From its deal with Anadarko, Chevron will gain a big liquefied natural gas (LNG) project in Mozambique, as well as holdings in the Gulf of Mexico that will make it the second-biggest producer there. Most significant, however, is Anadarko’s vast acreage in the Delaware basin, the second-largest of three component basins comprising the Permian basin, the oil-rich region spanning more than 86,000 square miles (220,000 km) in America’s southwest.

The boom in fracking, used to extract oil from shale, transformed the oil & gas industry a decade ago, making the U.S. one of the biggest exporters and driving production sky-high. But in the past few years, fracking fever has largely cooled. The industry suffered a blow when Saudi Arabia declined to cut production in 2014, causing already low prices to plummet. This decision was reversed in 2016 and oil prices have risen, but only marginally. According to Morgan Stanley, frackers saw a median return on equity of less than half that of the S&P 500 last year. The spectre of climate change looms large over the energy industry, and shareholders have rebuked Chevron’s choice to ratchet up shale oil production rather than expanding renewables.
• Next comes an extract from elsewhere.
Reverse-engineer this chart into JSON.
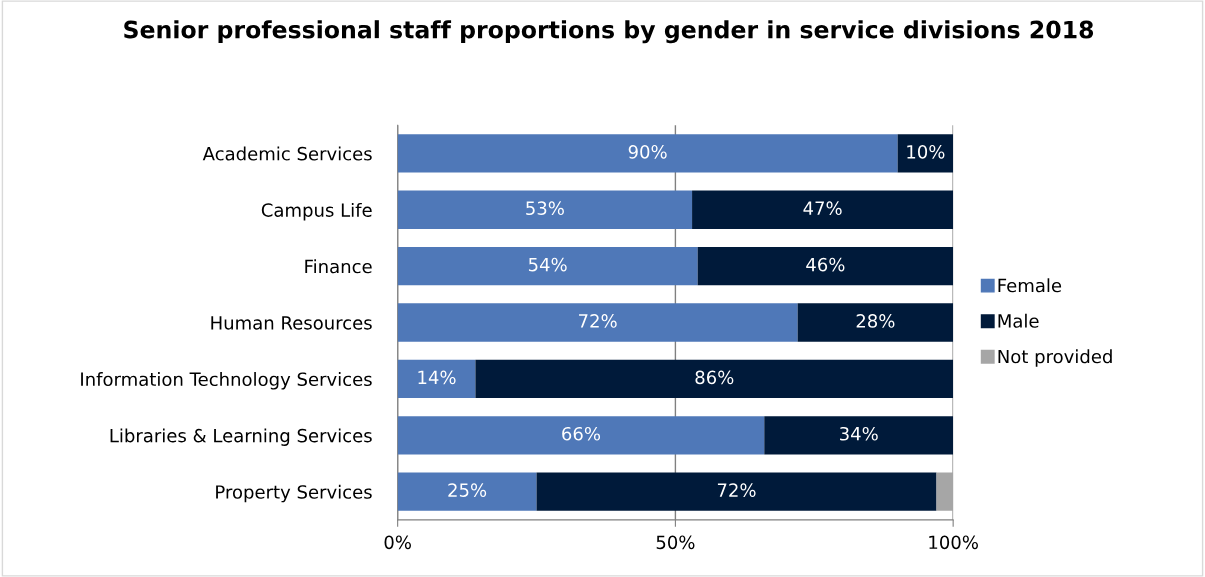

What is sparking interest in shale oil amongst the oil majors likely has to do with their focus on producing oil at the lowest possible cost, according to The Economist. A keen cost-consciousness has resulted from the glut in oil and, speaking more existentially, the changed status of big oil companies as the world’s most valuable corporations. Shale offers faster drilling times and predictable cash flows. “It becomes your throttle”, says Bob Brackett of research firm Bernstein. “When times are good, you dial it up.” In this light, the Delaware basin looks especially ripe for consolidation. The process is already underway.